L’Italia nuova non ha avuto il suo Manhès; ma le persecuzioni sono state terribili, qualche volta crudeli. Ed è costata assai più perdite di uomini e di danaro la repressione del brigantaggio di quel che non sia costata qualcuna delle nostre infelici guerre dopo il 1860.

V’ho detto che cosa sia stato il brigantaggio: vi ho raccontato tutta una storia di dolore. Ora permettete che io mi chieda: abbiamo noi rimosse le cause del male? La stessa domanda si rivolgeva venti anni or sono Pasquale Villari, e rispondeva con tristezza che le cause esistono tuttavia. Alcune, e le principali, non solo non sono state eliminate, ma in qualche punto si sono inacerbite.

Abbiamo costruito alcune ferrovie ed è stato un bene anche quando non rappresentano un’attività; abbiamo imposta, sia pure con poca efficacia, l’istruzione obbligatoria, e il popolo, se ha imparato molte cose inutili, alcune utili ha appreso. L’esercito, per fortuna nostra non ancora basato sull’ordinamento territoriale, che vorrebbe dire la fine dell’unità, ha avuto un vantaggio: centinaia di migliaia dei nostri contadini sono usciti dai loro paesi, hanno visto nuove città, hanno sopra tutto dimenticato. Gli odii trasmessi per eredità, acuiti dalla vicinanza, esacerbati dalla ingiustizia, sono qualche volta diminuiti. Il contadino ha acquistato un più alto concetto di sé; chi ricorre a lui, sia pure per il voto, per la sovranità fittizia del momento, non può esser sempre inumano.

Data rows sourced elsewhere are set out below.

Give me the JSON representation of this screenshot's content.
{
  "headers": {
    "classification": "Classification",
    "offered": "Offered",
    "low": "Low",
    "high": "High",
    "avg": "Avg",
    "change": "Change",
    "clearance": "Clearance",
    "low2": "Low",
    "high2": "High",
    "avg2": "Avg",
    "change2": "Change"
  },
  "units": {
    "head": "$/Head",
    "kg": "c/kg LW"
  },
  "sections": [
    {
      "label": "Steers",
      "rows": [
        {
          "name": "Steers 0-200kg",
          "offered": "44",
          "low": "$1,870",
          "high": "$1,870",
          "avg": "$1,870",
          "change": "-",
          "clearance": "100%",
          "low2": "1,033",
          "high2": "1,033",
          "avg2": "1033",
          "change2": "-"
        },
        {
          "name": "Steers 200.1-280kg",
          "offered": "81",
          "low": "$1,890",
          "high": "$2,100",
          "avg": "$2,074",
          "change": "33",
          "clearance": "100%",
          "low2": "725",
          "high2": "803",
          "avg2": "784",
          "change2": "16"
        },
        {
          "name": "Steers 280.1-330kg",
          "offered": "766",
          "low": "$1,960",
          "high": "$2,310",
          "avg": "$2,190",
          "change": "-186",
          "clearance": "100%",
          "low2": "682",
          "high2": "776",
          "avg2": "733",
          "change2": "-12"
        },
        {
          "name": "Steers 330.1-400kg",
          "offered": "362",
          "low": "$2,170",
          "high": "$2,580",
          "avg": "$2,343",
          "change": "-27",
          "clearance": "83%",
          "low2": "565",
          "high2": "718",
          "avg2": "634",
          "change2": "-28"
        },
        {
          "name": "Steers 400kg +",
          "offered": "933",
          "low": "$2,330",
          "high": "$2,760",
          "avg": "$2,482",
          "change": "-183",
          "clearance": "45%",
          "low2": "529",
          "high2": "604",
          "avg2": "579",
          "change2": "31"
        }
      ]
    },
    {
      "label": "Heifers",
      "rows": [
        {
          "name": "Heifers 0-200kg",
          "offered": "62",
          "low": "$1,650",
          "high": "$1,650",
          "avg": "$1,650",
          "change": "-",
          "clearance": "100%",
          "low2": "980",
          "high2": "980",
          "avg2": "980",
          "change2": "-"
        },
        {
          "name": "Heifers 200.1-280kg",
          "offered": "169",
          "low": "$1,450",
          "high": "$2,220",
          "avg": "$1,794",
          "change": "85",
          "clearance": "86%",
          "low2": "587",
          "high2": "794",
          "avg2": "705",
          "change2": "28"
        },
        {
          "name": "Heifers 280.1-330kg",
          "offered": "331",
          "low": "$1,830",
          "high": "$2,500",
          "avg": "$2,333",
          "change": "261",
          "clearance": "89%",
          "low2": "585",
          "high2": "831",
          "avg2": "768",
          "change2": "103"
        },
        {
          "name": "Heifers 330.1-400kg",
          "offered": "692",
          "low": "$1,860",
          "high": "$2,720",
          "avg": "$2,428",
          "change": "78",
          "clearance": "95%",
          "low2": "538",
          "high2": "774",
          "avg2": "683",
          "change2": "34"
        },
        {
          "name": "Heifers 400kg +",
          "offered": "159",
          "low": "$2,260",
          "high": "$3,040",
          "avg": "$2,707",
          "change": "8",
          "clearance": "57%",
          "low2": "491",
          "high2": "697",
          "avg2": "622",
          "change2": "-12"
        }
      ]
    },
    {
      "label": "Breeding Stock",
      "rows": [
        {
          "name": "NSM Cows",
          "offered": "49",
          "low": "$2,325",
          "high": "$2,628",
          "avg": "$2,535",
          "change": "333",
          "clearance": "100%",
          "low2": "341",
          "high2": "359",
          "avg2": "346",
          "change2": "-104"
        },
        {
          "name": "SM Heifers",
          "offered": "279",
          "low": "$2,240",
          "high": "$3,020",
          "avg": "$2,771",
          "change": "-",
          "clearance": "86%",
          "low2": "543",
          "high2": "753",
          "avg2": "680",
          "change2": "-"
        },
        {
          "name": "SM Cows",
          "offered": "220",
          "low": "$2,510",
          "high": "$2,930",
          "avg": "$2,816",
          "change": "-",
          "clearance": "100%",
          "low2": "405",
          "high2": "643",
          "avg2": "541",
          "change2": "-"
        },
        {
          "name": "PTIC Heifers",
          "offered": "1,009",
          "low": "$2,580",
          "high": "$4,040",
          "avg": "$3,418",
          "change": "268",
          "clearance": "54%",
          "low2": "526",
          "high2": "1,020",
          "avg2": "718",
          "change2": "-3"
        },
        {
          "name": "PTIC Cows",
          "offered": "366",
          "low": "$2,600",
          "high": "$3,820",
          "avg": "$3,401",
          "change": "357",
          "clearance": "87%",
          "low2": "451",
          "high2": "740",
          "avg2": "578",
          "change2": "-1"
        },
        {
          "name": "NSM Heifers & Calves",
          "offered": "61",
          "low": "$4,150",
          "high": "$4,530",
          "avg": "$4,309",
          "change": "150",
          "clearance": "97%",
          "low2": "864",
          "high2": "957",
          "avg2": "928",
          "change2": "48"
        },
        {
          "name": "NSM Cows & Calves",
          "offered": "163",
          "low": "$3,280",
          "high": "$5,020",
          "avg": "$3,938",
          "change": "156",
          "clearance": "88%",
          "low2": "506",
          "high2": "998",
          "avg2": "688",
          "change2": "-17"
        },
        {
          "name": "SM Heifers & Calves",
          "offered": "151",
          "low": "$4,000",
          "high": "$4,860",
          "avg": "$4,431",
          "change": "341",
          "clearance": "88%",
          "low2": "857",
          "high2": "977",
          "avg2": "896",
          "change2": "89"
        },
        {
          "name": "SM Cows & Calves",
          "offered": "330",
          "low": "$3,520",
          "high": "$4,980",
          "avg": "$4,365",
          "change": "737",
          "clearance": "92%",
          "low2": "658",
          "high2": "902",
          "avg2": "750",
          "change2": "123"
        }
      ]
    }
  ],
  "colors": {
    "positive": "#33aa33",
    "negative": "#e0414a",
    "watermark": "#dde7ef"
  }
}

Ma in tutto il resto le cose non sono mutate. La massa degli intermediari è cresciuta, è altresì strabocchevolmente aumentato il numero dei professionisti. Vi erano nel regno di Napoli centomila ecclesiastici un tempo: maggiore è forse oggi, nelle province che lo componevano, il numero dei professionisti laureati e diplomati. E almeno gli ecclesiastici non si sposavano e non chiedevano alle amministrazioni impieghi per i figliuoli. Le terre pubbliche sono state usurpate, usurpate contro la legge, e noi abbiamo assistito spettatori silenziosi a tanto male. Le imposte sono cresciute e cresciute su chi non può pagarle: e sono pondo insostenibile e crudele. Non una parola di amore ha portato la civiltà nuova a tante sofferenze, non una parola di pace. I contrasti sono ancora stridenti; e così assorbiti come siamo dalle nostre miserie, dalle nostre vanità, dalle nostre preoccupazioni, noi chiudiamo gli occhi a tutto e non vediamo. In un’ora difficile, in un’ora di periglio, il male sopito ora potrebbe divampare.

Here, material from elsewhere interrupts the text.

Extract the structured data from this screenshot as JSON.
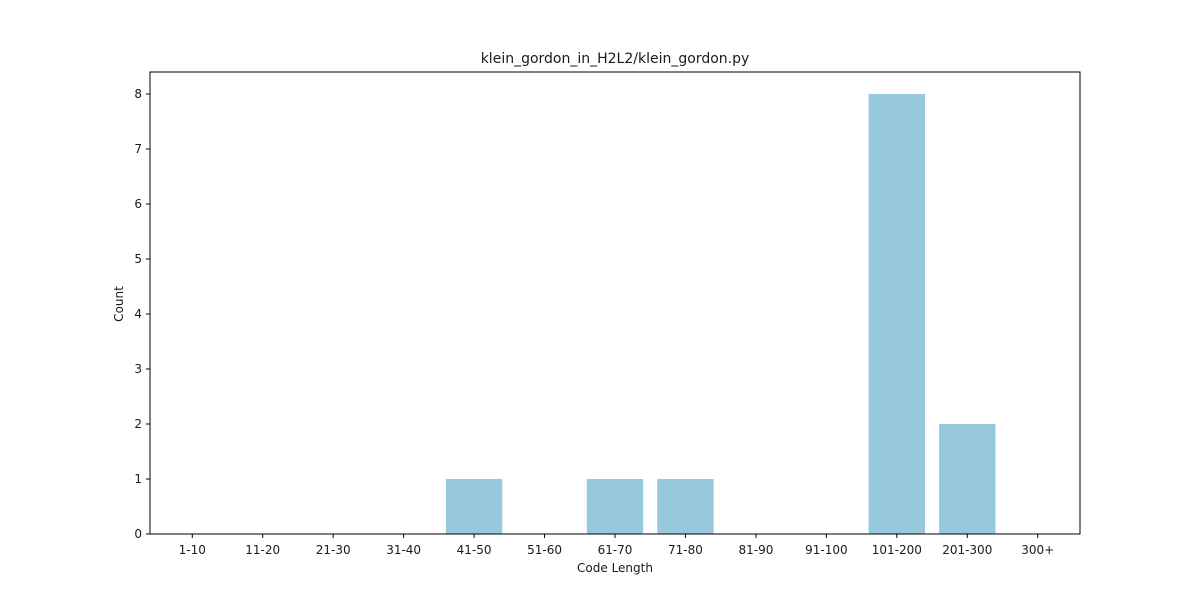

E allora, voi mi chiederete, perché il brigantaggio non esiste più quando molte cause permangono? Perché noi mandiamo ogni anno fuori di Europa, dal solo Mezzogiorno continentale, un vero esercito di quasi cinquanta mila persone e i contadini di Basilicata, delle Calabrie, del Cilento, che non chiedono nulla allo Stato, nemmeno bonifiche derisorie, nemmeno consorzi mentitori, nemmeno tariffe di protezione, danno il contingente più largo. Io vorrei fare, io farò forse un giorno una carta del brigantaggio e una dell’emigrazione e l’una e l’altra si completeranno e si potrà vedere quali siano le cause di entrambi.

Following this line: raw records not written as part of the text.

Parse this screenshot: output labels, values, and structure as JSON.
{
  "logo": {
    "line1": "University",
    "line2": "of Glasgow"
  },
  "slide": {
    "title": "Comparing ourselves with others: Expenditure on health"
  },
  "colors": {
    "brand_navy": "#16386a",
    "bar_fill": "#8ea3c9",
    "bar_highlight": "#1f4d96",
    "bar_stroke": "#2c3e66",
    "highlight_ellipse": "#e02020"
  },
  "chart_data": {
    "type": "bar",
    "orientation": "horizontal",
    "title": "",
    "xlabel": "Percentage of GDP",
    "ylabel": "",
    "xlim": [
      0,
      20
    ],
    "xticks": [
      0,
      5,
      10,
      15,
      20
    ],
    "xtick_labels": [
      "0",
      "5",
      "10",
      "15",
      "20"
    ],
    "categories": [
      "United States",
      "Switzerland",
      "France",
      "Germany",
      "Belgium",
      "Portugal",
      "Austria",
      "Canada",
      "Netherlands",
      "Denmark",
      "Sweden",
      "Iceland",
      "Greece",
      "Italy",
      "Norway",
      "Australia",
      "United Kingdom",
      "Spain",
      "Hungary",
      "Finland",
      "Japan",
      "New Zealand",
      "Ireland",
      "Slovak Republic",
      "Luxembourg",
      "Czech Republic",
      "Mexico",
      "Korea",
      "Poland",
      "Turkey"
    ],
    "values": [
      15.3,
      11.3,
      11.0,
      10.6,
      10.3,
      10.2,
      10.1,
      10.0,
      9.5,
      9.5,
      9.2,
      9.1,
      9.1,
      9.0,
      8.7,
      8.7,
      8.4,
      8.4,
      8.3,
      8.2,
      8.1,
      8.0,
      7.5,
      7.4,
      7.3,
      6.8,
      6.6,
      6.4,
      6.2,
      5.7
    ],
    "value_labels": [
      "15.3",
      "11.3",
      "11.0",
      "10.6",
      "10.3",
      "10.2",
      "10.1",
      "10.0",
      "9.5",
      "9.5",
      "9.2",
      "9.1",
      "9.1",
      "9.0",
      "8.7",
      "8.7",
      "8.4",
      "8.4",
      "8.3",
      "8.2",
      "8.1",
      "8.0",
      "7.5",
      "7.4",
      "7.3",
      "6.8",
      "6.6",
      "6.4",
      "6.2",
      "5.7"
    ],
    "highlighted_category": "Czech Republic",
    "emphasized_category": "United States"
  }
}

Una delle più crudeli accuse e più inique è nel dire che i contadini meridionali amano l’ozio; ho visto molta gente lavorar meglio, nessuno lavorar più. La miseria crudele non ha ucciso le intime energie della razza, l’anima essenziale della stirpe; il brigante e l’emigrante con la rivolta e con l’esodo sono la prova di una mirabile capacità espansiva.

– Che cosa farai? – io chiedevo al vecchio contadino che partiva.

– Chi lo sa! – egli mi rispondeva.

Non chiedeva nulla, non voleva nulla. Andava a lottare, a soffrire; aspirava alla sazietà. In altri tempi sarebbe stato brigante o complice; ora andava a portare la sua forza di lavoro, il suo misticismo doloroso nella terra lontana, a costituire forse con i suoi compagni quella che dovrà essere la nuova Italia.

O povera gente così forte e così infelice, così buona e così calunniata!

(1899)

* Non ho creduto necessario di riprodurre la lunga bibliografia sul brigantaggio meridionale, né le molte fonti cui son dovuto ricorrere. Ringrazio qui solo l’amico Benedetto Croce delle notizie e dei dati che mi ha voluto cortesemente fornire.